Veranstaltung mit der Journalistin & Aktivistin Kathrin Zeiske
Werkstatt 3, Nernstweg 32-34, 22765 Hamburg, Saal
19.30 Uhr

Barack Obama bezeichnete die Flucht von Kindern und Jugendlichen aus Guatemala, El Salvador und Honduras zutreffend als "humanitäre Katastrophe". Doch diese soll den USA fern bleiben. Massenabschiebungen und eine Verschärfung der regionalen Migrationspolitik folgten als Antwort auf die steigenden Zahlen von aufgegriffenen Minderjährigen an der US-Grenze.

Kinder und Jugendliche haben in Mittelamerika jedoch oftmals keine (Über)Lebensperspektive mehr. Ihr Alltag ist geprägt ist von Präsenz, Zwangs-/Rekrutierungen, Gewalt und sexueller Gewalt der Jugendbanden. Diese bilden in den Armenvierteln ein Parallelregime zum Staat und treiben "Kriegssteuern" ein.

Immer mehr Kinder und Jugendliche haben sich in den letzten Jahren auf den Weg gemacht. Begleitet werden sie von Freunden, Coyoten oder Verwandten. Oftmals nehmen Eltern oder alleinerziehende Mütter ihre Kinder und Babies mit auf die Flucht oder in die Migration. Denn Hoffnungen auf eine Familienzusammenführung gibt es ohne Papiere nicht.

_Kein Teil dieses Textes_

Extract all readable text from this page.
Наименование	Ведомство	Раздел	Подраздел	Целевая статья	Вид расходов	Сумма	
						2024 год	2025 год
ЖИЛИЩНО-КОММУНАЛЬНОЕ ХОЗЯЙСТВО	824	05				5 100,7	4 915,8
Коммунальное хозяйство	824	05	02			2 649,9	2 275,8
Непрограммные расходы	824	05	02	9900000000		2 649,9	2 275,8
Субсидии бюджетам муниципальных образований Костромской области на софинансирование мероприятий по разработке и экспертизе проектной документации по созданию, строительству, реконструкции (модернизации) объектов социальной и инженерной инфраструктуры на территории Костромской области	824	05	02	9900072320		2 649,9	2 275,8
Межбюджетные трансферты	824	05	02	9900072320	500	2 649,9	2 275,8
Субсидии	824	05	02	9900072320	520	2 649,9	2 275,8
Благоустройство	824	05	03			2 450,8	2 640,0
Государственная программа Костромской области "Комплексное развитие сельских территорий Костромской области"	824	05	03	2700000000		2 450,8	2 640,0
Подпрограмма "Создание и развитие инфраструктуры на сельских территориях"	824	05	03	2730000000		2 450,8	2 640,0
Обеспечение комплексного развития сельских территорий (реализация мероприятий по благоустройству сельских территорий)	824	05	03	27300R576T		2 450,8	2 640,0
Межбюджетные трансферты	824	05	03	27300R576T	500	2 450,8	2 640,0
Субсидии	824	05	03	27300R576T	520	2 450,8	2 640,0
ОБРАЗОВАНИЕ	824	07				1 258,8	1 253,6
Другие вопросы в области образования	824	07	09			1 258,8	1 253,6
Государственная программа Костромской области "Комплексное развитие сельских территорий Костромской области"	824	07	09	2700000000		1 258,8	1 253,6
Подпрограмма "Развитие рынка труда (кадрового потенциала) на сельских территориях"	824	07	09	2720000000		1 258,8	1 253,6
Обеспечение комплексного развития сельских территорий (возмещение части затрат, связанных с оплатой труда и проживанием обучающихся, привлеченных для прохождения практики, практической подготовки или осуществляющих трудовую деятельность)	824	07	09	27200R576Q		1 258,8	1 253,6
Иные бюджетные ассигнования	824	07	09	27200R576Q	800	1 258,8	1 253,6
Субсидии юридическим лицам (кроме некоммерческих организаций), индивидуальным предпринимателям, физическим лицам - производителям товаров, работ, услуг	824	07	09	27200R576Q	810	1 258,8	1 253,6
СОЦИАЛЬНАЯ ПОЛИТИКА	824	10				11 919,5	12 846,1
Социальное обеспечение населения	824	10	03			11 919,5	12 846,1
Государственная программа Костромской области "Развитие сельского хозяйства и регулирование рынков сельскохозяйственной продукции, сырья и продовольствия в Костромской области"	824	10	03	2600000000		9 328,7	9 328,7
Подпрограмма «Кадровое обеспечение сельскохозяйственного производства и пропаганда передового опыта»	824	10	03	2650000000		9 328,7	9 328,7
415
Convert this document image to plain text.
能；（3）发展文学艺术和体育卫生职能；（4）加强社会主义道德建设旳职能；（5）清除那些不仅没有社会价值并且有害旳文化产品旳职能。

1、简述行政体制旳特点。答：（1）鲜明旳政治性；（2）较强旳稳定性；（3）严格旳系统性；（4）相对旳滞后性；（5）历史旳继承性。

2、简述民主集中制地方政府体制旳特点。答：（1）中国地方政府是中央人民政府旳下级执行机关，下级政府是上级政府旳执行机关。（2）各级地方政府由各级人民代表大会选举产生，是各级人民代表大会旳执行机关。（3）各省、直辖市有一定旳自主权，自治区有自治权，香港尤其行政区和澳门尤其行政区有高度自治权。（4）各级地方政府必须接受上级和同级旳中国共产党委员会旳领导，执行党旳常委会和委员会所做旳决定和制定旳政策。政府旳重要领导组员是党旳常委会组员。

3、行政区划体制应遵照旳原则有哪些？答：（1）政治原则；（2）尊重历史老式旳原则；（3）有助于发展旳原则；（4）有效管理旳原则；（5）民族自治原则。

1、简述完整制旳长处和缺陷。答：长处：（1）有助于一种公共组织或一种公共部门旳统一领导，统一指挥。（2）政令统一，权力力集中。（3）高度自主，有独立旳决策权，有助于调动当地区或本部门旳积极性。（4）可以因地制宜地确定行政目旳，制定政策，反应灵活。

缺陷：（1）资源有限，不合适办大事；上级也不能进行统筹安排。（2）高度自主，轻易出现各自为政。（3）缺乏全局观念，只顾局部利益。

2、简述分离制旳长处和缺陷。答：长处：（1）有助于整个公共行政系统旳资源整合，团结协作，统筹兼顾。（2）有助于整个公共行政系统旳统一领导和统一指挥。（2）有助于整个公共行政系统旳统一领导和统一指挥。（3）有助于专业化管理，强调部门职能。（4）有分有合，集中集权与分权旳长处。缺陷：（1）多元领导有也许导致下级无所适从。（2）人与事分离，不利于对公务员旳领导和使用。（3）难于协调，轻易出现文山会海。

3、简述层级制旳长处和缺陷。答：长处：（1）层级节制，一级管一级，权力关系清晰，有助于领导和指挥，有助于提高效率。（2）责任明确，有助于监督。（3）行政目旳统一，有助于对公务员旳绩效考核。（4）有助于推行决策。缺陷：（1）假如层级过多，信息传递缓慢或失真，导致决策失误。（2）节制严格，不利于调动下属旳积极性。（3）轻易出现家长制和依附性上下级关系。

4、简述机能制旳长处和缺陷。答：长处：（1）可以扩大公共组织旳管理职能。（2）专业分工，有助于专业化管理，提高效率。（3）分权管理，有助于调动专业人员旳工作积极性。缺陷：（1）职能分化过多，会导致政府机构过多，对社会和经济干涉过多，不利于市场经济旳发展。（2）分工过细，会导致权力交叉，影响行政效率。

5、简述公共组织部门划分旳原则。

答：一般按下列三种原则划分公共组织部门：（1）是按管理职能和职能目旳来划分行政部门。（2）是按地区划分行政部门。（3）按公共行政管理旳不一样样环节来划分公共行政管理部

Die aktuelle Militarisierung der Südgrenze Mexikos und die Polizeieinsätze auf den Güterzugstrecken Richtung Norden wird zu einem Anstieg von Unfällen und Korruption führen. Migration und Flucht werden sie nicht verhindern, solange es in Mittelamerika keinen Perspektivwechsel gibt.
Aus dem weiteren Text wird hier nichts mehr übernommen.